2.6.2. Rhabdo Flashcards
What is the term ER (not Emergency Room)?
Exertional Rhabdomyolysis
What is Exertional Rhabdomyolysis?
Condition or syndrome of skeletal muscle breakdown with release of myocyte contents into the circulation
What determines the lethality of Exertional Rhabdomyolysis?
Risk of developing metabolic abnormalities and acute renal failure are primary determinants of morbidity and mortality
How does Myolysis come about?
Myolysis may arise from a variety of stresses that cause injury to muscle tissue
Common causes of Rhabdo
- Unaccustomed exercises (new routine, etc)
- Eccentric exercise more damaging to muscle fibers than concentric exercise
- More common in Type 2 muscle fibers (anaerobic, fast twitch fibers)
- Sudden increase in volume or intensity of exercise bouts
- TIMED exercises (“beating the clock”)
How long after a strong exertion do symptoms show up?
Symptoms precipitated by strenuous exercise or exertion usually 24 to 48 hrs prior to presentation
Most common muscle injury associated with Rhabdo?
Direct injury appears to be predominantly to Type II (white, anaerobic, fast twitch) muscle fibers
How can ATP cause Rhabdo?
Impairment of either ATP production or utilization can cause Rhabdo
Muscle injury results in the release of what into the bloodstream?
Muscle injury results in release of potassium, uric acid, calcium phosphate, myoglobin, and muscle enzymes (CK, LDH, AST, ALT) into plasma
There are many causes of Rhabdo, but what do they all TYPICALLY lead to after the decrease in intracellular ATP?
After the reduction in ATP, there is a Calcium influx into the sarcoplasmic reticulum, which, like a reperfusion injury and compartment syndrome, leads to a mess of increases like:
- Free radicals
- Calcium dependent phosphorylases
- Nucleases
- Proteases
- Local PMN Cells
Which leads to rhabdo
Diagnosis for Rhabdo is different amongst many diagnosticians, but what do we know about diagnosing rhabdo? What do we see in the labs?

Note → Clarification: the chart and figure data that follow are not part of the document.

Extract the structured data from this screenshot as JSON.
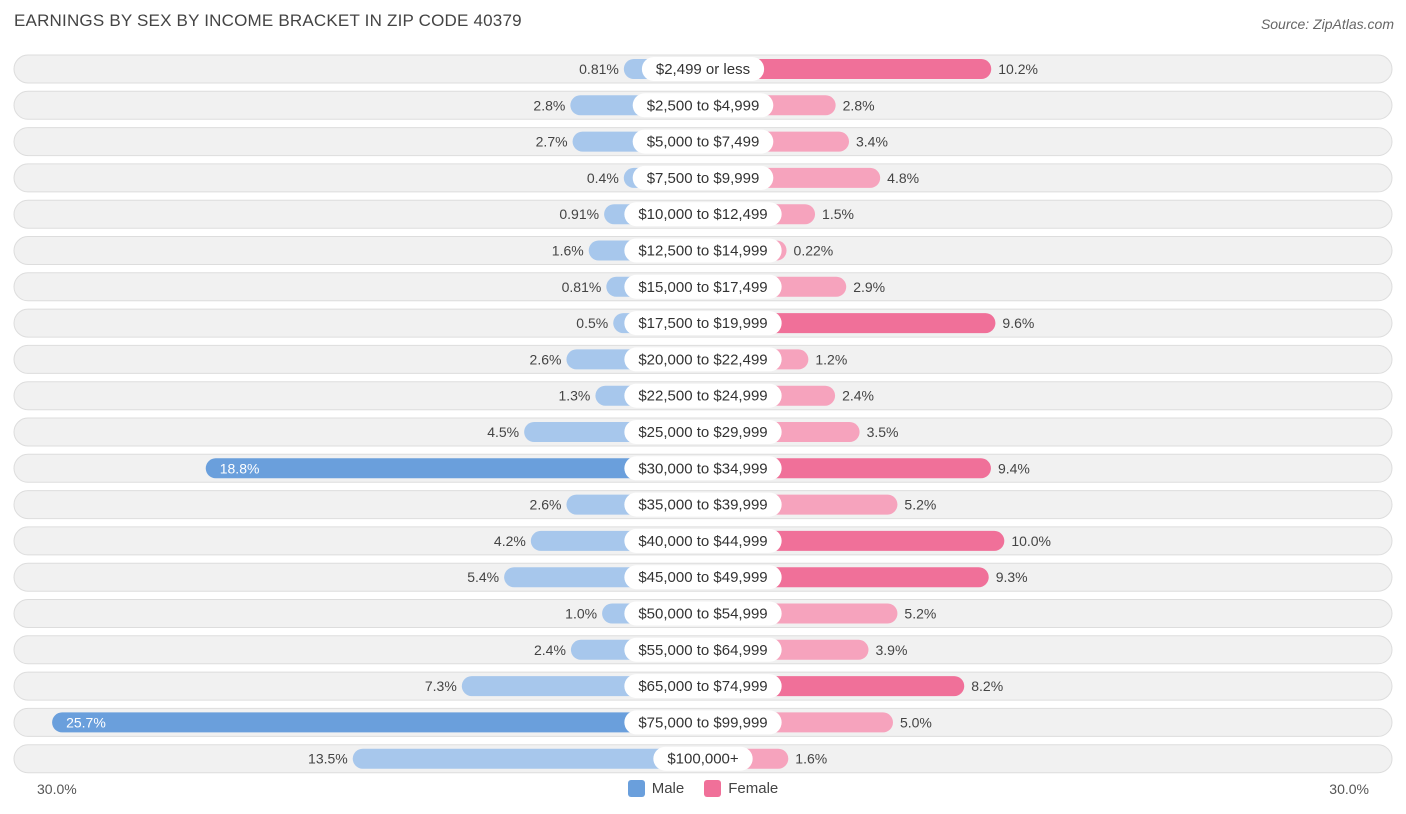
{
  "header": {
    "title": "EARNINGS BY SEX BY INCOME BRACKET IN ZIP CODE 40379",
    "source": "Source: ZipAtlas.com"
  },
  "axis": {
    "left_label": "30.0%",
    "right_label": "30.0%"
  },
  "legend": {
    "male": "Male",
    "female": "Female"
  },
  "colors": {
    "male_light": "#a7c7ec",
    "male_dark": "#6a9fdc",
    "female_light": "#f6a3bd",
    "female_dark": "#f07099",
    "row_bg": "#f1f1f1",
    "row_border": "#dddddd"
  },
  "chart_data": {
    "type": "bar",
    "orientation": "horizontal-diverging",
    "title": "EARNINGS BY SEX BY INCOME BRACKET IN ZIP CODE 40379",
    "xlim": [
      -30,
      30
    ],
    "categories": [
      "$2,499 or less",
      "$2,500 to $4,999",
      "$5,000 to $7,499",
      "$7,500 to $9,999",
      "$10,000 to $12,499",
      "$12,500 to $14,999",
      "$15,000 to $17,499",
      "$17,500 to $19,999",
      "$20,000 to $22,499",
      "$22,500 to $24,999",
      "$25,000 to $29,999",
      "$30,000 to $34,999",
      "$35,000 to $39,999",
      "$40,000 to $44,999",
      "$45,000 to $49,999",
      "$50,000 to $54,999",
      "$55,000 to $64,999",
      "$65,000 to $74,999",
      "$75,000 to $99,999",
      "$100,000+"
    ],
    "series": [
      {
        "name": "Male",
        "values": [
          0.81,
          2.8,
          2.7,
          0.4,
          0.91,
          1.6,
          0.81,
          0.5,
          2.6,
          1.3,
          4.5,
          18.8,
          2.6,
          4.2,
          5.4,
          1.0,
          2.4,
          7.3,
          25.7,
          13.5
        ],
        "labels": [
          "0.81%",
          "2.8%",
          "2.7%",
          "0.4%",
          "0.91%",
          "1.6%",
          "0.81%",
          "0.5%",
          "2.6%",
          "1.3%",
          "4.5%",
          "18.8%",
          "2.6%",
          "4.2%",
          "5.4%",
          "1.0%",
          "2.4%",
          "7.3%",
          "25.7%",
          "13.5%"
        ]
      },
      {
        "name": "Female",
        "values": [
          10.2,
          2.8,
          3.4,
          4.8,
          1.5,
          0.22,
          2.9,
          9.6,
          1.2,
          2.4,
          3.5,
          9.4,
          5.2,
          10.0,
          9.3,
          5.2,
          3.9,
          8.2,
          5.0,
          1.6
        ],
        "labels": [
          "10.2%",
          "2.8%",
          "3.4%",
          "4.8%",
          "1.5%",
          "0.22%",
          "2.9%",
          "9.6%",
          "1.2%",
          "2.4%",
          "3.5%",
          "9.4%",
          "5.2%",
          "10.0%",
          "9.3%",
          "5.2%",
          "3.9%",
          "8.2%",
          "5.0%",
          "1.6%"
        ]
      }
    ]
  }
}
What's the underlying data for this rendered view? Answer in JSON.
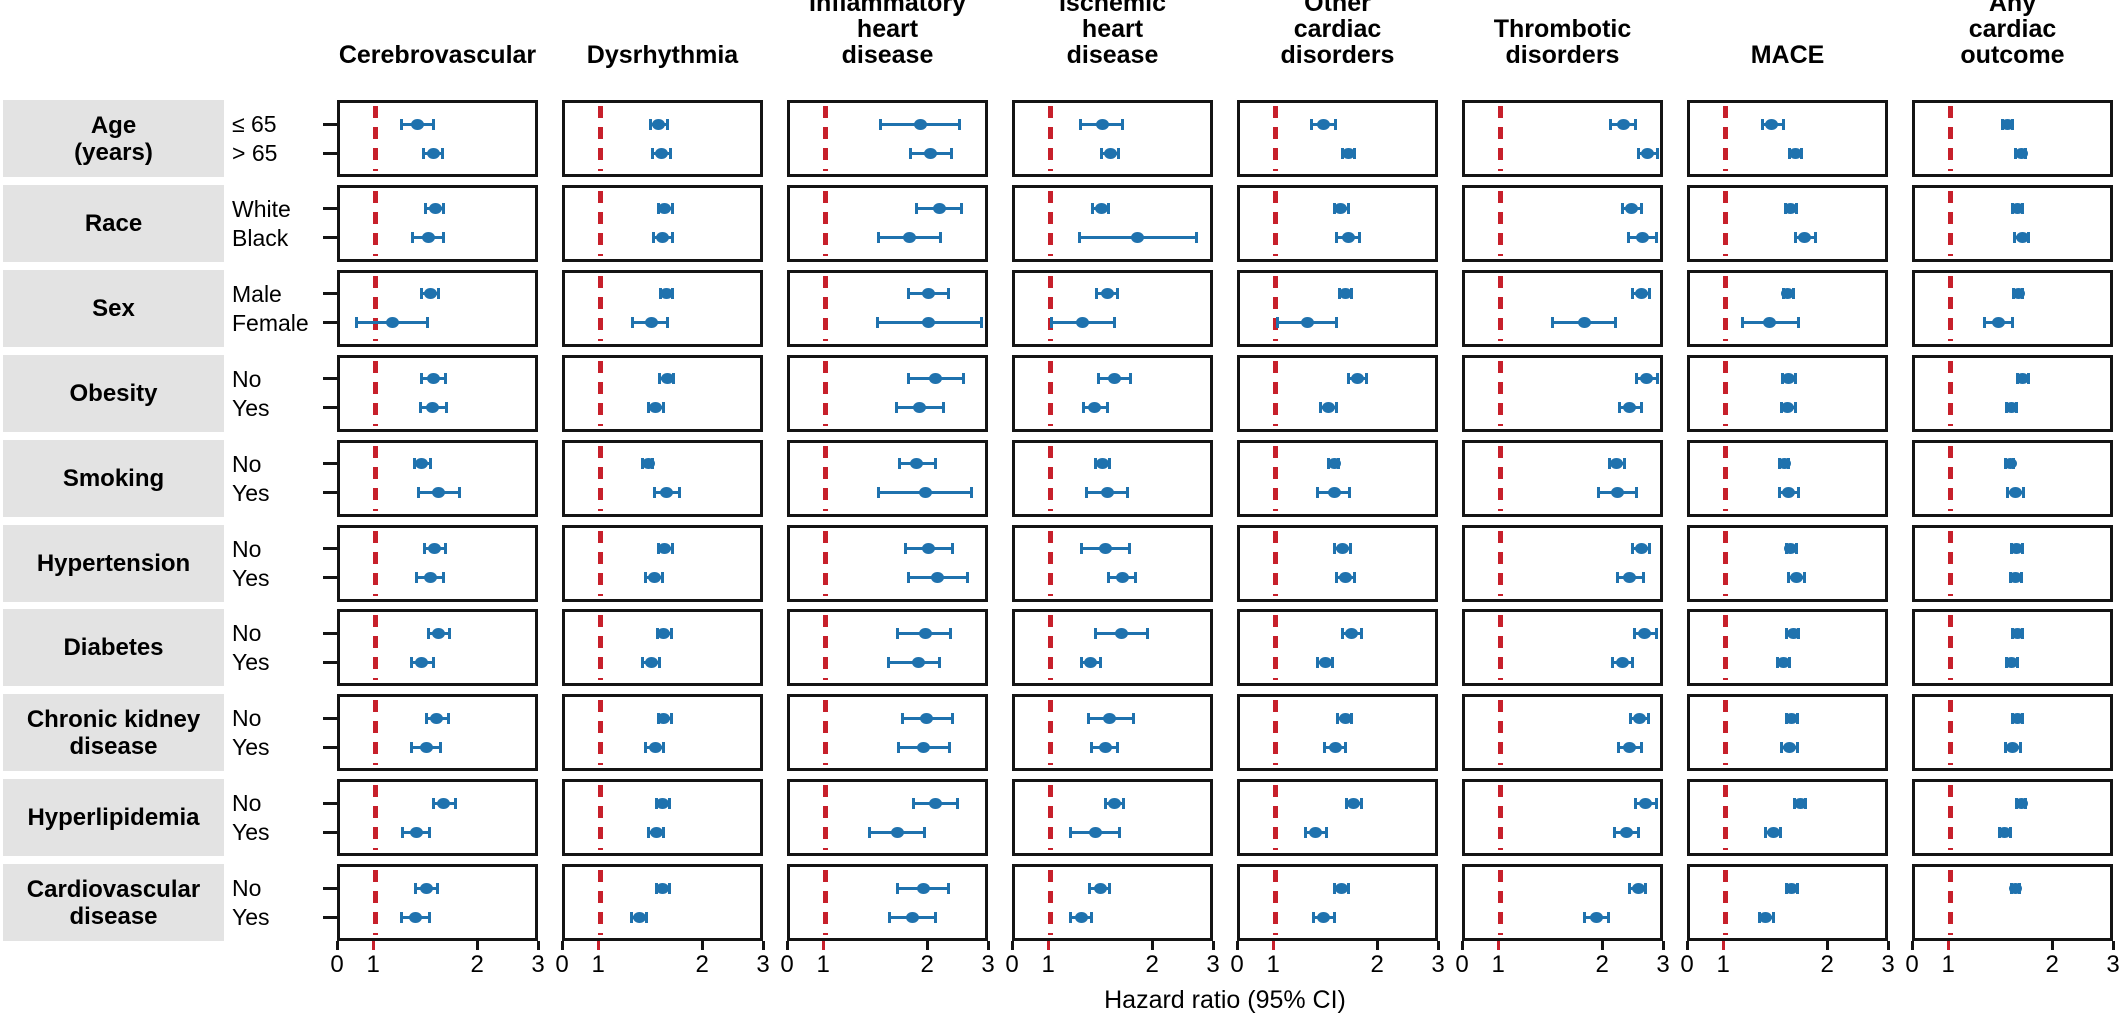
{
  "figure": {
    "colors": {
      "point_and_ci": "#1f72ae",
      "reference_line": "#c7202b",
      "panel_border": "#141414",
      "group_label_box": "#e3e3e3"
    }
  },
  "chart_data": {
    "type": "forest",
    "title": "",
    "axis": {
      "xlabel": "Hazard ratio (95% CI)",
      "ticks": [
        0,
        1,
        2,
        3
      ],
      "reference_value": 1,
      "scale_note": "tick 1 sits at 18% of panel width; values above 1 are log-spaced to 3 at right edge",
      "grid": false
    },
    "outcomes": [
      "Cerebrovascular",
      "Dysrhythmia",
      "Inflammatory\nheart\ndisease",
      "Ischemic\nheart\ndisease",
      "Other\ncardiac\ndisorders",
      "Thrombotic\ndisorders",
      "MACE",
      "Any\ncardiac\noutcome"
    ],
    "groups": [
      {
        "label": "Age\n(years)",
        "subgroups": [
          "≤ 65",
          "> 65"
        ]
      },
      {
        "label": "Race",
        "subgroups": [
          "White",
          "Black"
        ]
      },
      {
        "label": "Sex",
        "subgroups": [
          "Male",
          "Female"
        ]
      },
      {
        "label": "Obesity",
        "subgroups": [
          "No",
          "Yes"
        ]
      },
      {
        "label": "Smoking",
        "subgroups": [
          "No",
          "Yes"
        ]
      },
      {
        "label": "Hypertension",
        "subgroups": [
          "No",
          "Yes"
        ]
      },
      {
        "label": "Diabetes",
        "subgroups": [
          "No",
          "Yes"
        ]
      },
      {
        "label": "Chronic kidney\ndisease",
        "subgroups": [
          "No",
          "Yes"
        ]
      },
      {
        "label": "Hyperlipidemia",
        "subgroups": [
          "No",
          "Yes"
        ]
      },
      {
        "label": "Cardiovascular\ndisease",
        "subgroups": [
          "No",
          "Yes"
        ]
      }
    ],
    "row_order": [
      "Age ≤ 65",
      "Age > 65",
      "Race White",
      "Race Black",
      "Sex Male",
      "Sex Female",
      "Obesity No",
      "Obesity Yes",
      "Smoking No",
      "Smoking Yes",
      "Hypertension No",
      "Hypertension Yes",
      "Diabetes No",
      "Diabetes Yes",
      "Chronic kidney disease No",
      "Chronic kidney disease Yes",
      "Hyperlipidemia No",
      "Hyperlipidemia Yes",
      "Cardiovascular disease No",
      "Cardiovascular disease Yes"
    ],
    "series": [
      {
        "name": "Cerebrovascular",
        "values": [
          [
            1.34,
            1.2,
            1.49
          ],
          [
            1.49,
            1.39,
            1.59
          ],
          [
            1.51,
            1.41,
            1.6
          ],
          [
            1.44,
            1.29,
            1.6
          ],
          [
            1.46,
            1.38,
            1.55
          ],
          [
            1.13,
            0.88,
            1.43
          ],
          [
            1.49,
            1.38,
            1.62
          ],
          [
            1.48,
            1.37,
            1.63
          ],
          [
            1.38,
            1.31,
            1.46
          ],
          [
            1.55,
            1.35,
            1.79
          ],
          [
            1.5,
            1.4,
            1.62
          ],
          [
            1.46,
            1.33,
            1.6
          ],
          [
            1.55,
            1.44,
            1.67
          ],
          [
            1.38,
            1.28,
            1.49
          ],
          [
            1.53,
            1.42,
            1.66
          ],
          [
            1.42,
            1.28,
            1.57
          ],
          [
            1.6,
            1.49,
            1.74
          ],
          [
            1.33,
            1.21,
            1.45
          ],
          [
            1.42,
            1.32,
            1.54
          ],
          [
            1.32,
            1.2,
            1.45
          ]
        ]
      },
      {
        "name": "Dysrhythmia",
        "values": [
          [
            1.49,
            1.41,
            1.59
          ],
          [
            1.52,
            1.43,
            1.62
          ],
          [
            1.56,
            1.49,
            1.64
          ],
          [
            1.54,
            1.44,
            1.65
          ],
          [
            1.58,
            1.51,
            1.65
          ],
          [
            1.42,
            1.25,
            1.59
          ],
          [
            1.59,
            1.5,
            1.66
          ],
          [
            1.46,
            1.39,
            1.55
          ],
          [
            1.39,
            1.34,
            1.43
          ],
          [
            1.58,
            1.45,
            1.73
          ],
          [
            1.56,
            1.49,
            1.64
          ],
          [
            1.45,
            1.37,
            1.54
          ],
          [
            1.55,
            1.48,
            1.63
          ],
          [
            1.42,
            1.34,
            1.5
          ],
          [
            1.55,
            1.49,
            1.63
          ],
          [
            1.46,
            1.37,
            1.55
          ],
          [
            1.54,
            1.47,
            1.61
          ],
          [
            1.47,
            1.39,
            1.55
          ],
          [
            1.54,
            1.47,
            1.61
          ],
          [
            1.31,
            1.24,
            1.38
          ]
        ]
      },
      {
        "name": "Inflammatory heart disease",
        "values": [
          [
            1.92,
            1.46,
            2.52
          ],
          [
            2.07,
            1.8,
            2.39
          ],
          [
            2.19,
            1.87,
            2.55
          ],
          [
            1.78,
            1.44,
            2.21
          ],
          [
            2.03,
            1.77,
            2.34
          ],
          [
            2.04,
            1.43,
            2.93
          ],
          [
            2.14,
            1.77,
            2.58
          ],
          [
            1.91,
            1.63,
            2.26
          ],
          [
            1.88,
            1.67,
            2.13
          ],
          [
            1.99,
            1.44,
            2.74
          ],
          [
            2.03,
            1.74,
            2.4
          ],
          [
            2.16,
            1.77,
            2.66
          ],
          [
            1.99,
            1.65,
            2.36
          ],
          [
            1.9,
            1.55,
            2.2
          ],
          [
            2.01,
            1.7,
            2.4
          ],
          [
            1.97,
            1.66,
            2.35
          ],
          [
            2.14,
            1.84,
            2.49
          ],
          [
            1.65,
            1.36,
            1.98
          ],
          [
            1.97,
            1.65,
            2.33
          ],
          [
            1.82,
            1.56,
            2.13
          ]
        ]
      },
      {
        "name": "Ischemic heart disease",
        "values": [
          [
            1.43,
            1.23,
            1.65
          ],
          [
            1.51,
            1.42,
            1.6
          ],
          [
            1.42,
            1.34,
            1.49
          ],
          [
            1.82,
            1.22,
            2.74
          ],
          [
            1.48,
            1.38,
            1.59
          ],
          [
            1.25,
            1.01,
            1.56
          ],
          [
            1.56,
            1.39,
            1.74
          ],
          [
            1.36,
            1.26,
            1.48
          ],
          [
            1.43,
            1.37,
            1.5
          ],
          [
            1.48,
            1.28,
            1.7
          ],
          [
            1.46,
            1.24,
            1.72
          ],
          [
            1.64,
            1.49,
            1.8
          ],
          [
            1.63,
            1.37,
            1.95
          ],
          [
            1.32,
            1.24,
            1.41
          ],
          [
            1.5,
            1.3,
            1.77
          ],
          [
            1.46,
            1.33,
            1.59
          ],
          [
            1.56,
            1.46,
            1.66
          ],
          [
            1.37,
            1.15,
            1.61
          ],
          [
            1.41,
            1.31,
            1.5
          ],
          [
            1.24,
            1.15,
            1.33
          ]
        ]
      },
      {
        "name": "Other cardiac disorders",
        "values": [
          [
            1.39,
            1.28,
            1.51
          ],
          [
            1.66,
            1.59,
            1.73
          ],
          [
            1.57,
            1.5,
            1.66
          ],
          [
            1.66,
            1.53,
            1.79
          ],
          [
            1.62,
            1.56,
            1.69
          ],
          [
            1.25,
            1.02,
            1.52
          ],
          [
            1.76,
            1.66,
            1.88
          ],
          [
            1.44,
            1.37,
            1.52
          ],
          [
            1.5,
            1.44,
            1.55
          ],
          [
            1.5,
            1.34,
            1.67
          ],
          [
            1.59,
            1.5,
            1.68
          ],
          [
            1.62,
            1.53,
            1.73
          ],
          [
            1.69,
            1.59,
            1.81
          ],
          [
            1.41,
            1.34,
            1.48
          ],
          [
            1.62,
            1.54,
            1.69
          ],
          [
            1.51,
            1.4,
            1.62
          ],
          [
            1.71,
            1.63,
            1.81
          ],
          [
            1.32,
            1.23,
            1.42
          ],
          [
            1.58,
            1.5,
            1.66
          ],
          [
            1.39,
            1.3,
            1.5
          ]
        ]
      },
      {
        "name": "Thrombotic disorders",
        "values": [
          [
            2.33,
            2.14,
            2.54
          ],
          [
            2.75,
            2.58,
            2.94
          ],
          [
            2.47,
            2.32,
            2.65
          ],
          [
            2.66,
            2.42,
            2.93
          ],
          [
            2.64,
            2.49,
            2.79
          ],
          [
            1.79,
            1.43,
            2.21
          ],
          [
            2.73,
            2.55,
            2.94
          ],
          [
            2.43,
            2.27,
            2.64
          ],
          [
            2.23,
            2.12,
            2.35
          ],
          [
            2.24,
            1.97,
            2.56
          ],
          [
            2.64,
            2.49,
            2.79
          ],
          [
            2.44,
            2.24,
            2.68
          ],
          [
            2.69,
            2.52,
            2.92
          ],
          [
            2.32,
            2.17,
            2.49
          ],
          [
            2.6,
            2.45,
            2.77
          ],
          [
            2.44,
            2.25,
            2.65
          ],
          [
            2.72,
            2.54,
            2.92
          ],
          [
            2.39,
            2.2,
            2.58
          ],
          [
            2.58,
            2.44,
            2.72
          ],
          [
            1.94,
            1.79,
            2.11
          ]
        ]
      },
      {
        "name": "MACE",
        "values": [
          [
            1.38,
            1.29,
            1.49
          ],
          [
            1.62,
            1.56,
            1.69
          ],
          [
            1.57,
            1.51,
            1.63
          ],
          [
            1.73,
            1.62,
            1.86
          ],
          [
            1.54,
            1.49,
            1.6
          ],
          [
            1.36,
            1.13,
            1.66
          ],
          [
            1.55,
            1.48,
            1.62
          ],
          [
            1.54,
            1.47,
            1.62
          ],
          [
            1.5,
            1.45,
            1.55
          ],
          [
            1.55,
            1.45,
            1.66
          ],
          [
            1.57,
            1.52,
            1.63
          ],
          [
            1.63,
            1.55,
            1.72
          ],
          [
            1.6,
            1.53,
            1.66
          ],
          [
            1.49,
            1.43,
            1.56
          ],
          [
            1.58,
            1.52,
            1.65
          ],
          [
            1.56,
            1.47,
            1.64
          ],
          [
            1.68,
            1.61,
            1.74
          ],
          [
            1.39,
            1.32,
            1.46
          ],
          [
            1.58,
            1.53,
            1.64
          ],
          [
            1.32,
            1.27,
            1.39
          ]
        ]
      },
      {
        "name": "Any cardiac outcome",
        "values": [
          [
            1.48,
            1.43,
            1.54
          ],
          [
            1.63,
            1.57,
            1.68
          ],
          [
            1.59,
            1.54,
            1.64
          ],
          [
            1.64,
            1.56,
            1.71
          ],
          [
            1.6,
            1.55,
            1.64
          ],
          [
            1.39,
            1.27,
            1.54
          ],
          [
            1.65,
            1.59,
            1.71
          ],
          [
            1.53,
            1.47,
            1.58
          ],
          [
            1.51,
            1.46,
            1.55
          ],
          [
            1.57,
            1.48,
            1.66
          ],
          [
            1.58,
            1.53,
            1.64
          ],
          [
            1.57,
            1.51,
            1.63
          ],
          [
            1.59,
            1.54,
            1.64
          ],
          [
            1.53,
            1.47,
            1.59
          ],
          [
            1.59,
            1.54,
            1.64
          ],
          [
            1.54,
            1.46,
            1.62
          ],
          [
            1.63,
            1.58,
            1.68
          ],
          [
            1.45,
            1.4,
            1.51
          ],
          [
            1.57,
            1.52,
            1.61
          ],
          null
        ]
      }
    ]
  }
}
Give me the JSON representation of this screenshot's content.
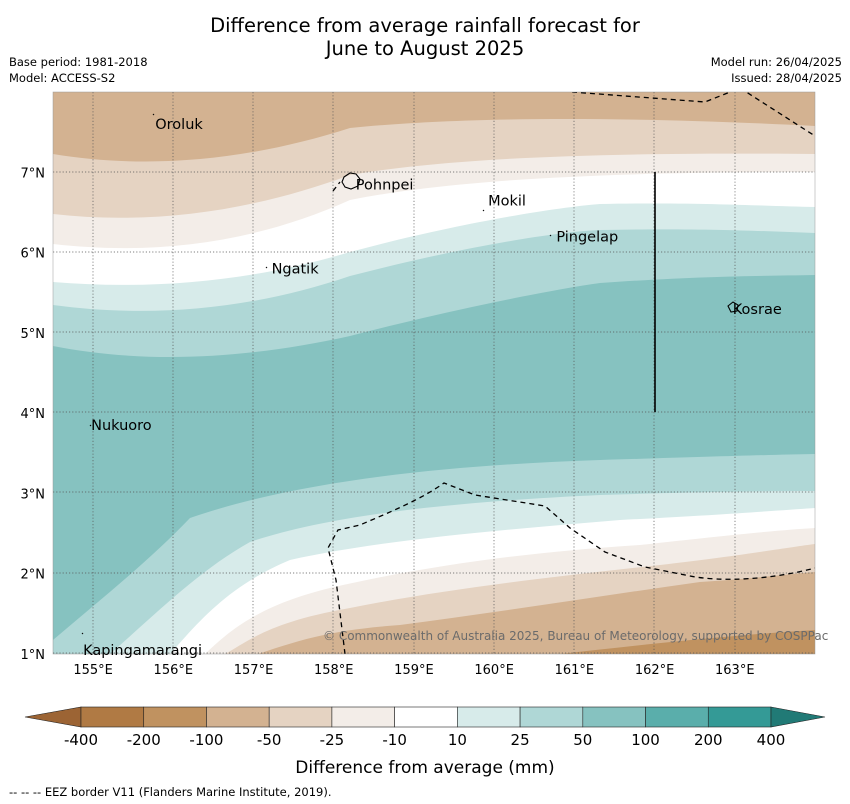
{
  "title": {
    "line1": "Difference from average rainfall forecast for",
    "line2": "June to August 2025"
  },
  "meta": {
    "base_period": "Base period: 1981-2018",
    "model": "Model: ACCESS-S2",
    "model_run": "Model run: 26/04/2025",
    "issued": "Issued: 28/04/2025"
  },
  "map": {
    "lon_range": [
      154.5,
      164.0
    ],
    "lat_range": [
      1.0,
      8.0
    ],
    "lon_ticks": [
      155,
      156,
      157,
      158,
      159,
      160,
      161,
      162,
      163
    ],
    "lon_tick_labels": [
      "155°E",
      "156°E",
      "157°E",
      "158°E",
      "159°E",
      "160°E",
      "161°E",
      "162°E",
      "163°E"
    ],
    "lat_ticks": [
      1,
      2,
      3,
      4,
      5,
      6,
      7
    ],
    "lat_tick_labels": [
      "1°N",
      "2°N",
      "3°N",
      "4°N",
      "5°N",
      "6°N",
      "7°N"
    ],
    "places": [
      {
        "name": "Oroluk",
        "lon": 155.75,
        "lat": 7.6
      },
      {
        "name": "Pohnpei",
        "lon": 158.25,
        "lat": 6.85
      },
      {
        "name": "Mokil",
        "lon": 159.9,
        "lat": 6.65
      },
      {
        "name": "Pingelap",
        "lon": 160.75,
        "lat": 6.2
      },
      {
        "name": "Ngatik",
        "lon": 157.2,
        "lat": 5.8
      },
      {
        "name": "Kosrae",
        "lon": 162.95,
        "lat": 5.3
      },
      {
        "name": "Nukuoro",
        "lon": 154.95,
        "lat": 3.85
      },
      {
        "name": "Kapingamarangi",
        "lon": 154.85,
        "lat": 1.05
      }
    ],
    "copyright": "© Commonwealth of Australia 2025, Bureau of Meteorology, supported by COSPPac",
    "band_colors": [
      "#b07a44",
      "#c09260",
      "#d3b291",
      "#e5d3c2",
      "#f3ede8",
      "#ffffff",
      "#d7ebea",
      "#afd7d6",
      "#86c2c0",
      "#5aaeab",
      "#349a96"
    ]
  },
  "colorbar": {
    "labels": [
      "-400",
      "-200",
      "-100",
      "-50",
      "-25",
      "-10",
      "10",
      "25",
      "50",
      "100",
      "200",
      "400"
    ],
    "title": "Difference from average (mm)"
  },
  "footer": "--  --  -- EEZ border V11 (Flanders Marine Institute, 2019)."
}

- importantly, Creatine Kinase levels are well above normal limits
- BUT, normal limits can vary depending on the Pt population (men vs women, athletes vs non-athletes, white/African-American/Asian/etc
- HIGH CK LEVELS DO NOT AUTOMATICALLY MEAN YOU HAVE RHABDO, OR EVEN IMPAIRED ABILITY
Glad we cleared that up.
There are may factors that can put people at risk for getting Acute Rhabdo. What are four conditions metabolically that can lead to Rhabdo sooner rather than later, and how do these patients typically present to the clinic?
Hallmarks of clinical presentation are myalgias, cramping, and exercise intolerance
- Myoadenylate Deaminase Deficiency
- Glycogen Storage Disease
- Fatty Oxidation Defects
- Mitochondrial Myopathies
Describe the “High Risk” warrior athlete.
- Delayed clinical recovery (more than a week) when activity has been restricted
- Persistent CK elevation despite 4 weeks at rest
- ER complicated by acute renal failure of any degree
- Muscle injury after low to moderate workload
When we need a referral for a rhabdo expert, they will typically request an EIMP, an Exercise intolerance mutation profile. What are the three conditions that often point to rhabdo?
Carnitine Palmitoyltransferase II Deficiency
Myophosphorylase Deficiency
Myoadenylate Deaminase Deficiency
What three SNPs are associated with ER?
CKMM Ncol, ACTN3 R577X, and MYLK C37885A.